Lauf! Mach so schnell du kannst die Biege. Die sind hinter dir her, Andy Pisser Fleming!
    Doch wider all die Jahre der Erfahrung und Intuition, blieb Andy reglos stehen und dachte über sein weiteres Vorgehen nach.
    Bist du verrückt? Nichts wie raus hier!
    Irgendein armer Teufel könnte in Not sein.
    Wenn du nicht schleunigst von hier verschwindest, bist du der arme Teufel in Not.
    Zögernd näherte er sich der Kellertür, über der eine Schrotflinte Kaliber  20 in einer aus zwei schnöden Nägeln bestehenden Halterung prangte. Andy verabscheute Schusswaffen jedweder Art, war jedoch unter ungewöhnlichen Umständen durchaus bereit, einmal eine Ausnahme zu machen. Er nahm die Waffe von der Wand und hielt sie linkisch in den zitternden Händen.
    Nervös öffnete er die Kellertür eine Winzigkeit, drückte zaghaft das Auge an den schmalen Spalt und taumelte ob des Anblicks, der sich ihm bot, unvermittelt rückwärts. Rosa, mit feuchten, roten Striemen und dunklen Streifen. Andy zitterte wie Espenlaub und bekam eine Scheißangst. Doch der grässliche Anblick war längst nicht so beunruhigend wie die schreckliche Wahrheit: Dieses Ding war einmal ein Mensch gewesen, doch jetzt, mit abgezogener Haut, glich es einer Erscheinung aus einem Beinhaus, gerade erst geschlachtet, vom Gestank von Tod und Verwesung umflort. Der Gestank fuhr durch Andys Nasenlöcher direkt in seinen brodelnden Magen.
    »Allmächtiger Gott …«, murmelte Andy und würgte.

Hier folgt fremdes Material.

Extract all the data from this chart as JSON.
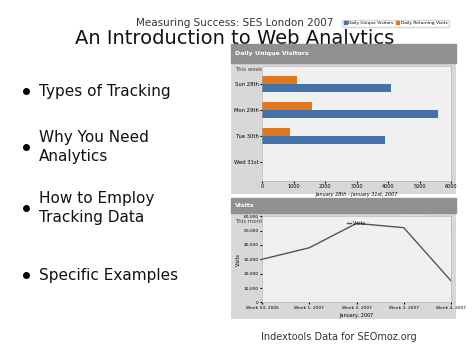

    Ohne Vorwarnung streckte die Kreatur ihre klauenähnliche Hand aus. Geräusche drangen aus ihrem Mund, grässliche, seelenlose Klagelaute. »Hilf … mir. Die sind wahnsinnig …«
    Erst jetzt bemerkte Andy das kleine Kästchen an der Holzwand im Inneren des Kellers, dessen blinkendes blaues Auge ihm vorwurfsvoll zublinzelte. Er wollte über seine Dummheit und Arroganz lachen, da er die Drähte einer Falle gezogen hatte, die jeder Amateur aus einer Meile Entfernung erkannt hätte.
    Bullen! Die waren sicher schon unterwegs. Wie lange brüllte dieser stumme Alarm schon im nächstgelegenen Polizeirevier? Scheiße! In deinem Alter laufen fünf Jahre Knast auf lebenslänglich hinaus, Andy. Ich sagte doch, verschwinde so schnell du kannst. Noch ist Zeit. Lauf!
    »Tut mir leid …«, sagte Andy und wich hastig vor der zuckenden Monstrosität zurück. »Ich … ich kann Ihnen nicht helfen. Ich ruf die … Polizei und den Notarzt, wenn ich weg bin …«
    »Bitte … lassen Sie mich nicht allein … bitte. Die sind alle verrückt. Sie dürfen mich nicht mit denen allein lassen. Biiitte …«
    Andy machte blitzschnell auf dem Absatz kehrt und lief zur Hintertür, die Freiheit verhieß.
Ich muss hier weg, weg von dem Wahnsinn und dieser Monstrosität.
    Er stolperte zweimal und schaffte es kaum, die Hintertür zu öffnen, und dann stand er seinem wahren größten Albtraum gegenüber.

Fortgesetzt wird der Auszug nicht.